Trypanosoma cruzi; vaccine; immunity
Swimming against the current: genetic vaccination against Trypanosoma cruzi infection in mice
Mauricio M RodriguesI,+ + Corresponding author: mrodrigues@unifesp.br ; Bruna C de AlencarI; Carla ClaserI; Fanny TzelepisI; Eduardo L SilveiraI; Filipe A HaollaI; Mariana R DominguezI; José Ronnie VasconcelosI, II, III
ICentro Interdisciplinar de Terapia Gênica (CINTERGEN)

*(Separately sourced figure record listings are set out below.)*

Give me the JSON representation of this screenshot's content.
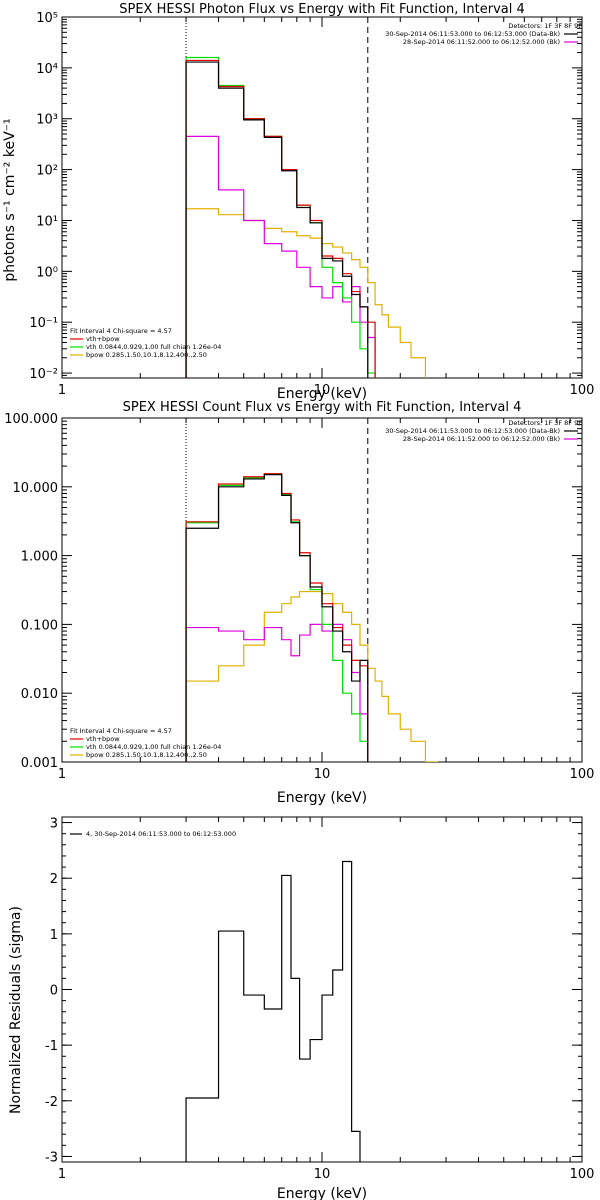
{
  "colors": {
    "background": "#ffffff",
    "axis": "#000000",
    "fit_total": "#000000",
    "data": "#e00000",
    "vth": "#00e000",
    "bpow": "#e0b000",
    "background_trace": "#e000e0"
  },
  "chart_data": [
    {
      "id": "photon",
      "type": "line",
      "step": true,
      "title": "SPEX HESSI Photon Flux vs Energy with Fit Function, Interval 4",
      "xlabel": "Energy (keV)",
      "ylabel": "photons s⁻¹ cm⁻² keV⁻¹",
      "xscale": "log",
      "yscale": "log",
      "xlim": [
        1,
        100
      ],
      "ylim": [
        0.008,
        100000
      ],
      "xticks": [
        {
          "v": 1,
          "label": "1"
        },
        {
          "v": 10,
          "label": "10"
        },
        {
          "v": 100,
          "label": "100"
        }
      ],
      "yticks": [
        {
          "v": 0.01,
          "label": "10⁻²"
        },
        {
          "v": 0.1,
          "label": "10⁻¹"
        },
        {
          "v": 1,
          "label": "10⁰"
        },
        {
          "v": 10,
          "label": "10¹"
        },
        {
          "v": 100,
          "label": "10²"
        },
        {
          "v": 1000,
          "label": "10³"
        },
        {
          "v": 10000,
          "label": "10⁴"
        },
        {
          "v": 100000,
          "label": "10⁵"
        }
      ],
      "vlines": [
        {
          "x": 3.0,
          "style": "dotted"
        },
        {
          "x": 15.0,
          "style": "dashed"
        }
      ],
      "edges": [
        3.0,
        4.0,
        5.0,
        6.0,
        7.0,
        8.0,
        9.0,
        10.0,
        11.0,
        12.0,
        13.0,
        14.0,
        15.0,
        16.0,
        17.0,
        18.0,
        20.0,
        22.0,
        25.0
      ],
      "series": [
        {
          "key": "bpow",
          "values": [
            17,
            13,
            10,
            7,
            6,
            5,
            4.5,
            3.5,
            3,
            2.3,
            1.7,
            1.2,
            0.6,
            0.22,
            0.14,
            0.08,
            0.04,
            0.02
          ]
        },
        {
          "key": "background_trace",
          "values": [
            450,
            40,
            10,
            3.5,
            2.5,
            1.2,
            0.5,
            0.3,
            0.5,
            0.25,
            0.5,
            0.1,
            0.05
          ]
        },
        {
          "key": "vth",
          "values": [
            16000,
            4500,
            1000,
            450,
            100,
            20,
            9,
            1.2,
            0.6,
            0.3,
            0.1,
            0.03,
            0.01
          ]
        },
        {
          "key": "data",
          "values": [
            14000,
            4300,
            1000,
            450,
            100,
            20,
            10,
            2,
            1.8,
            0.9,
            0.4,
            0.2,
            0.1
          ]
        },
        {
          "key": "fit_total",
          "values": [
            13000,
            4000,
            950,
            430,
            95,
            18,
            9,
            1.8,
            1.6,
            0.8,
            0.35,
            0.2
          ]
        }
      ],
      "upper_right": {
        "detectors": "Detectors: 1F 3F 8F 9F",
        "lines": [
          {
            "key": "fit_total",
            "text": "30-Sep-2014 06:11:53.000 to 06:12:53.000 (Data-Bk)"
          },
          {
            "key": "background_trace",
            "text": "28-Sep-2014 06:11:52.000 to 06:12:52.000 (Bk)"
          }
        ]
      },
      "lower_left": {
        "header": "Fit Interval  4    Chi-square = 4.57",
        "lines": [
          {
            "key": "data",
            "text": "vth+bpow"
          },
          {
            "key": "vth",
            "text": "vth 0.0844,0.929,1.00  full chian 1.26e-04"
          },
          {
            "key": "bpow",
            "text": "bpow 0.285,1.50,10.1,8.12,400.,2.50"
          }
        ]
      }
    },
    {
      "id": "count",
      "type": "line",
      "step": true,
      "title": "SPEX HESSI Count Flux vs Energy with Fit Function, Interval 4",
      "xlabel": "Energy (keV)",
      "ylabel": "",
      "xscale": "log",
      "yscale": "log",
      "xlim": [
        1,
        100
      ],
      "ylim": [
        0.001,
        100
      ],
      "xticks": [
        {
          "v": 1,
          "label": "1"
        },
        {
          "v": 10,
          "label": "10"
        },
        {
          "v": 100,
          "label": "100"
        }
      ],
      "yticks": [
        {
          "v": 0.001,
          "label": "0.001"
        },
        {
          "v": 0.01,
          "label": "0.010"
        },
        {
          "v": 0.1,
          "label": "0.100"
        },
        {
          "v": 1,
          "label": "1.000"
        },
        {
          "v": 10,
          "label": "10.000"
        },
        {
          "v": 100,
          "label": "100.000"
        }
      ],
      "vlines": [
        {
          "x": 3.0,
          "style": "dotted"
        },
        {
          "x": 15.0,
          "style": "dashed"
        }
      ],
      "edges": [
        3.0,
        4.0,
        5.0,
        6.0,
        7.0,
        7.6,
        8.2,
        9.0,
        10.0,
        11.0,
        12.0,
        13.0,
        14.0,
        15.0,
        16.0,
        17.0,
        18.0,
        20.0,
        22.0,
        25.0,
        28.0
      ],
      "series": [
        {
          "key": "bpow",
          "values": [
            0.015,
            0.025,
            0.05,
            0.15,
            0.2,
            0.25,
            0.3,
            0.3,
            0.28,
            0.2,
            0.15,
            0.1,
            0.05,
            0.023,
            0.015,
            0.009,
            0.005,
            0.003,
            0.002,
            0.001
          ]
        },
        {
          "key": "background_trace",
          "values": [
            0.09,
            0.08,
            0.06,
            0.09,
            0.06,
            0.035,
            0.07,
            0.1,
            0.08,
            0.1,
            0.06,
            0.02,
            0.005
          ]
        },
        {
          "key": "vth",
          "values": [
            3.0,
            10.5,
            13.5,
            15.5,
            7.7,
            3.1,
            1.0,
            0.32,
            0.1,
            0.03,
            0.01,
            0.005,
            0.002
          ]
        },
        {
          "key": "data",
          "values": [
            3.1,
            11.0,
            14.0,
            15.5,
            8.0,
            3.3,
            1.1,
            0.4,
            0.2,
            0.09,
            0.05,
            0.03,
            0.025
          ]
        },
        {
          "key": "fit_total",
          "values": [
            2.5,
            10.0,
            13.0,
            15.0,
            7.5,
            3.0,
            1.0,
            0.35,
            0.18,
            0.08,
            0.04,
            0.015,
            0.03
          ]
        }
      ],
      "upper_right": {
        "detectors": "Detectors: 1F 3F 8F 9F",
        "lines": [
          {
            "key": "fit_total",
            "text": "30-Sep-2014 06:11:53.000 to 06:12:53.000 (Data-Bk)"
          },
          {
            "key": "background_trace",
            "text": "28-Sep-2014 06:11:52.000 to 06:12:52.000 (Bk)"
          }
        ]
      },
      "lower_left": {
        "header": "Fit Interval  4    Chi-square = 4.57",
        "lines": [
          {
            "key": "data",
            "text": "vth+bpow"
          },
          {
            "key": "vth",
            "text": "vth 0.0844,0.929,1.00  full chian 1.26e-04"
          },
          {
            "key": "bpow",
            "text": "bpow 0.285,1.50,10.1,8.12,400.,2.50"
          }
        ]
      }
    },
    {
      "id": "resid",
      "type": "line",
      "step": true,
      "title": "",
      "xlabel": "Energy (keV)",
      "ylabel": "Normalized Residuals (sigma)",
      "xscale": "log",
      "yscale": "linear",
      "xlim": [
        1,
        100
      ],
      "ylim": [
        -3.1,
        3.1
      ],
      "xticks": [
        {
          "v": 1,
          "label": "1"
        },
        {
          "v": 10,
          "label": "10"
        },
        {
          "v": 100,
          "label": "100"
        }
      ],
      "yticks": [
        {
          "v": -3,
          "label": "-3"
        },
        {
          "v": -2,
          "label": "-2"
        },
        {
          "v": -1,
          "label": "-1"
        },
        {
          "v": 0,
          "label": "0"
        },
        {
          "v": 1,
          "label": "1"
        },
        {
          "v": 2,
          "label": "2"
        },
        {
          "v": 3,
          "label": "3"
        }
      ],
      "vlines": [],
      "edges": [
        3.0,
        4.0,
        5.0,
        6.0,
        7.0,
        7.6,
        8.2,
        9.0,
        10.0,
        11.0,
        12.0,
        13.0,
        14.0,
        15.0
      ],
      "series": [
        {
          "key": "fit_total",
          "values": [
            -1.95,
            1.05,
            -0.1,
            -0.35,
            2.05,
            0.2,
            -1.25,
            -0.9,
            -0.1,
            0.35,
            2.3,
            -2.55
          ],
          "drop_to": -3.1
        }
      ],
      "upper_left_line": {
        "key": "fit_total",
        "text": "4, 30-Sep-2014 06:11:53.000 to 06:12:53.000"
      }
    }
  ]
}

IIDepartamento de Microbiologia, Imunologia e Parasitologia, Universidade Federal de São Paulo, Escola Paulista de Medicina, Rua Mirassol 207, 04044-010 São Paulo, SP, Brasil
IIIDepartamento de Imunologia, Instituto de Ciências Biomédicas, Universidade de São Paulo, São Paulo, SP, Brasil
ABSTRACT
Vaccines have had an unquestionable impact on public health during the last century. The most likely reason for the success of vaccines is the robust protective properties of specific antibodies. However, antibodies exert a strong selective pressure and many microorganisms, such as the obligatory intracellular parasite Trypanosoma cruzi, have been selected to survive in their presence. Although the host develops a strong immune response to T. cruzi, they do not clear the infection and instead progress to the chronic phase of the disease. Parasite persistence during the chronic phase of infection is now considered the main factor contributing to the chronic symptoms of the disease. Based on this finding, containment of parasite growth and survival may be one method to avoid the immunopathology of the chronic phase. In this context, vaccinologists have looked over the past 20 years for other immune effector mechanisms that could eliminate these antibody-resistant pathogens. We and others have tested the hypothesis that non-antibody-mediated cellular immune responses (CD4+ Th1 and CD8+ Tc1 cells) to specific parasite antigens/genes expressed by T. cruzi could indeed be used for the purpose of vaccination. This hypothesis was confirmed in different mouse models, indicating a possible path for vaccine development.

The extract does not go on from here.